Everything except her…
Severin is the most compelling and attractive man Cassandra has ever met, even if his heart is frozen. But she has no interest in living in the fast-paced world of a ruthless man who always plays to win.
When a newfound enemy nearly destroys Cassandra’s reputation, Severin seizes the opportunity he’s been waiting for. As always, he gets what he wants—or does he? There’s one lesson Tom Severin has yet to learn from his new bride:
Never underestimate a Ravenel.
The chase for Cassandra’s hand may be over. But the chase for her heart has only just begun…
4 of 5 stars to Chasing Cassandra by Lisa Kleypas
Chasing Cassandra is yet another proof that Lisa Kleypas is the master of historical romance. The prologue alone is a masterpiece of humorous banter that aptly sets the tone for the rest of the book, and is the perfect bait to hook readers.
The story unravels slowly in every chapter but it’s the indulgent kind you’d want to relish in, savoring every moment that would eventually lead to the much awaited happy ending.
Moreover, the hero, Tom Severin, has quite a bit of room for redemption giving way to amusing monologues. One bit I really loved and that he kept doing was touching his chest as if to feel a different beat because Cassandra, the heroine, made him feel a new emotion. He was known to only have five because according to him, that’s all he ever needs in life. An arrogant statement but that’s what makes his character development interesting.

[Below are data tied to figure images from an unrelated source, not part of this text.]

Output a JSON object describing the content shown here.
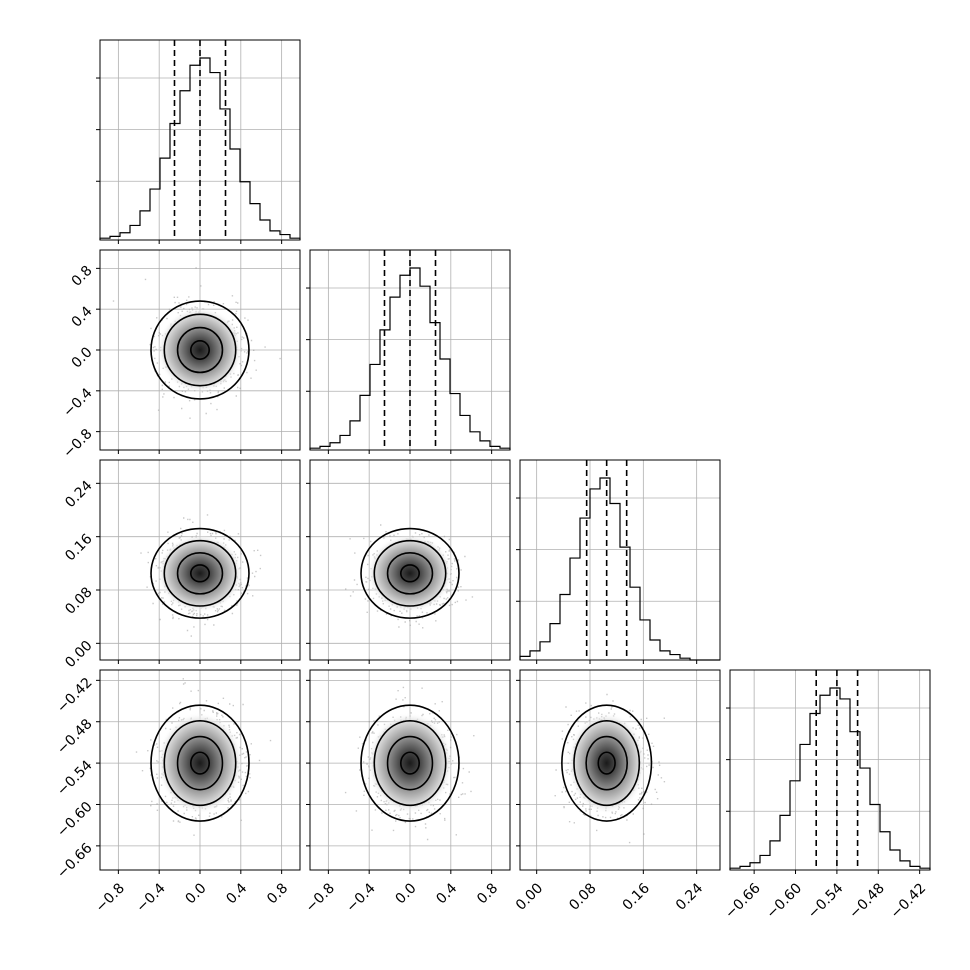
{
  "chart_data": {
    "type": "corner",
    "variables": [
      {
        "range": [
          -0.98,
          0.98
        ],
        "ticks": [
          -0.8,
          -0.4,
          0.0,
          0.4,
          0.8
        ],
        "tick_labels": [
          "−0.8",
          "−0.4",
          "0.0",
          "0.4",
          "0.8"
        ],
        "quantiles": [
          -0.25,
          0.0,
          0.25
        ]
      },
      {
        "range": [
          -0.98,
          0.98
        ],
        "ticks": [
          -0.8,
          -0.4,
          0.0,
          0.4,
          0.8
        ],
        "tick_labels": [
          "−0.8",
          "−0.4",
          "0.0",
          "0.4",
          "0.8"
        ],
        "quantiles": [
          -0.25,
          0.0,
          0.25
        ]
      },
      {
        "range": [
          -0.025,
          0.275
        ],
        "ticks": [
          0.0,
          0.08,
          0.16,
          0.24
        ],
        "tick_labels": [
          "0.00",
          "0.08",
          "0.16",
          "0.24"
        ],
        "quantiles": [
          0.075,
          0.105,
          0.135
        ]
      },
      {
        "range": [
          -0.695,
          -0.405
        ],
        "ticks": [
          -0.66,
          -0.6,
          -0.54,
          -0.48,
          -0.42
        ],
        "tick_labels": [
          "−0.66",
          "−0.60",
          "−0.54",
          "−0.48",
          "−0.42"
        ],
        "quantiles": [
          -0.57,
          -0.54,
          -0.51
        ]
      }
    ],
    "histograms": [
      [
        0.01,
        0.02,
        0.04,
        0.08,
        0.16,
        0.28,
        0.45,
        0.64,
        0.82,
        0.96,
        1.0,
        0.92,
        0.72,
        0.5,
        0.32,
        0.2,
        0.11,
        0.05,
        0.03,
        0.01
      ],
      [
        0.01,
        0.02,
        0.04,
        0.08,
        0.16,
        0.3,
        0.47,
        0.66,
        0.84,
        0.96,
        1.0,
        0.9,
        0.7,
        0.5,
        0.31,
        0.19,
        0.1,
        0.05,
        0.02,
        0.01
      ],
      [
        0.02,
        0.05,
        0.1,
        0.2,
        0.36,
        0.56,
        0.78,
        0.94,
        1.0,
        0.86,
        0.62,
        0.4,
        0.22,
        0.11,
        0.05,
        0.03,
        0.01,
        0.0,
        0.0,
        0.0
      ],
      [
        0.01,
        0.02,
        0.04,
        0.08,
        0.16,
        0.3,
        0.49,
        0.69,
        0.86,
        0.96,
        1.0,
        0.94,
        0.76,
        0.56,
        0.36,
        0.21,
        0.11,
        0.05,
        0.02,
        0.01
      ]
    ],
    "bivariate_sigma": [
      0.2,
      0.2,
      0.028,
      0.035
    ],
    "grid": true,
    "line_style": "dashed"
  }
}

Another thing I love about this book is Kleypas’ characterization of Cassandra. Cassandra is unapologetic about wanting a simple life as a mother to her children. In the regency setting this might not be groundbreaking but in today’s climate where feminist ideals are rife and often used to degrade ‘archaic’ notions such as Cassandra’s, it’s a breath of fresh air.

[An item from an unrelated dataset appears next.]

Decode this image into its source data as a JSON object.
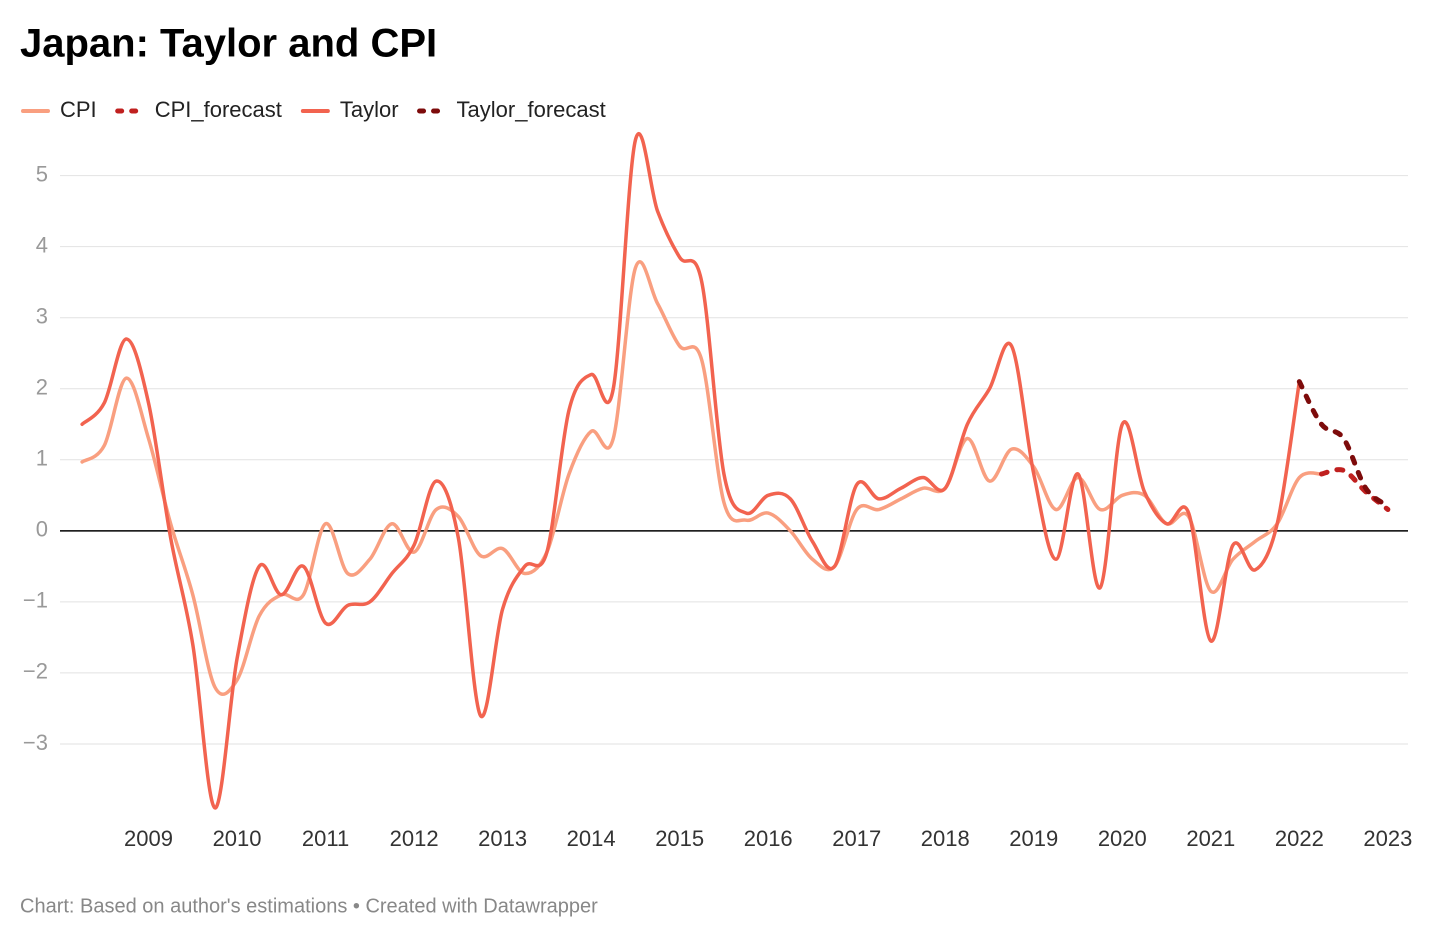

What Cassandra wants is just as admirable as her twin sister Pandora’s whose dreams are the opposite of her (Pandora wants to pursue business and wants nothing to do with men and marriage). They’re two ends of the spectrum but no one is better than the other. Both dreams are valid.
Needless to say and not surprisingly, I enjoyed the reading experience as with every Lisa Kleypas historical I’ve read. I just can never get enough of her stories. It takes no genius to conclude that I am looking forward to her next release.